The Telegraph
Saturday , March 8 , 2014
CIMA Gallary



Rhythmosaic-Sengupta Dance Company, India, and Offjazz Dance Company, France, presented Buddha: the ‘why’ within at the G.D. Birla Sabhagar on March 2. No, this wasn’t a story about the Buddha or his eight-fold path. It was an exploration of the essence of the Buddha’s guideline towards sublimation. It was a transcendental journey of love, hate, deception, aspiration and desolation. The presentation was an enquiry into one’s search for liberation.

However, the soul’s liberation is the aim of most Indian philosophical traditions, not just the Buddhist school of thought. To depict this form of abstract realization, the narrative dealt with Arjuna and three other characters from the Mahabharat — Ulupi, Aravan, Arjuna’s illegitimate son with Ulupi, and Barbareek, son of Ghatotkacha, whose karma is echoed through time. The production was a cross-over embrace of Indian and European Movement Art. The entire presentation was crisp and the music added to the allure of the performance.

Ronnie Shambik Ghose as Barbareek, who notes everything as part of the collective human consciousness sans comment or judgement, was convincing, His movements were agile but his costume tacky.
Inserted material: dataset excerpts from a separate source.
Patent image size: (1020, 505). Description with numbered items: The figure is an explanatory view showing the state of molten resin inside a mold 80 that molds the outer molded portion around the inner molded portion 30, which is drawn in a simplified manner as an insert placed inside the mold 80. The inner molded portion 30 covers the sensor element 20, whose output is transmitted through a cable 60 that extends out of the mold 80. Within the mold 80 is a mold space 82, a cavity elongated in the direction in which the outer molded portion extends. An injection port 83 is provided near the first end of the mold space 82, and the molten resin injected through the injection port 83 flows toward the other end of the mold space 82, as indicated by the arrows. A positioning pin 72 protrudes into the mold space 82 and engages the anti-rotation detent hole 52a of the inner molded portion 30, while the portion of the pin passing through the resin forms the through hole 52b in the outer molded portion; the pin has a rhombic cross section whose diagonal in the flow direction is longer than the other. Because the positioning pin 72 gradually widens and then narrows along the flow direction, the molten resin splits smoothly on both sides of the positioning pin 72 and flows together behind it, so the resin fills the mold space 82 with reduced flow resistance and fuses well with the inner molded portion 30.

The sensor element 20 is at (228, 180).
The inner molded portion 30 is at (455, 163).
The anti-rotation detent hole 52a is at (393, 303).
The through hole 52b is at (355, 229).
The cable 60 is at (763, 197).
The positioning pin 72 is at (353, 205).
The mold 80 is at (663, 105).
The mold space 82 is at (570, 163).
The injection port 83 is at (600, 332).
Mitul Sengupta, as Ulupi and Aravan, captivated the audience with her energetic performance. She looked attractive in a bright orange costume. The hairstyle and make-up were befitting of the roles. Prasanna Saikia (Aravan the metaphor) proved to be an asset for the troupe. The props, such as the white tree, were interesting. Oindrilla Dutt’s dramatic style of narration was praiseworthy. Yorma Loringett played the role of Arjuna. The costume was done by Swarup Dutta and Debbiee Nath Germanotta. The impressive dance, music and narration notwithstanding, the production failed to communicate its message effectively.

Sutra Textile Studies presented Phisarol, a Suman Saraogi presentation, at the Rooftop, Azimganj House, recently. The word, phisarol, means the weaving of cloth. To mark the inauguration of a textile exhibition, the choreographer tried to weave in the beliefs of the people of Manipur. The presentation represented and celebrated nearly every facet of the lives of the people through dance and music.

The presentation began with the chanting of a mantra. Saraogi, with her pleasing stage presence, came forward and presented the thang ta, pung cholom and lai haraoba. Her seven-member troupe tried to do justice to the dance form in the small space.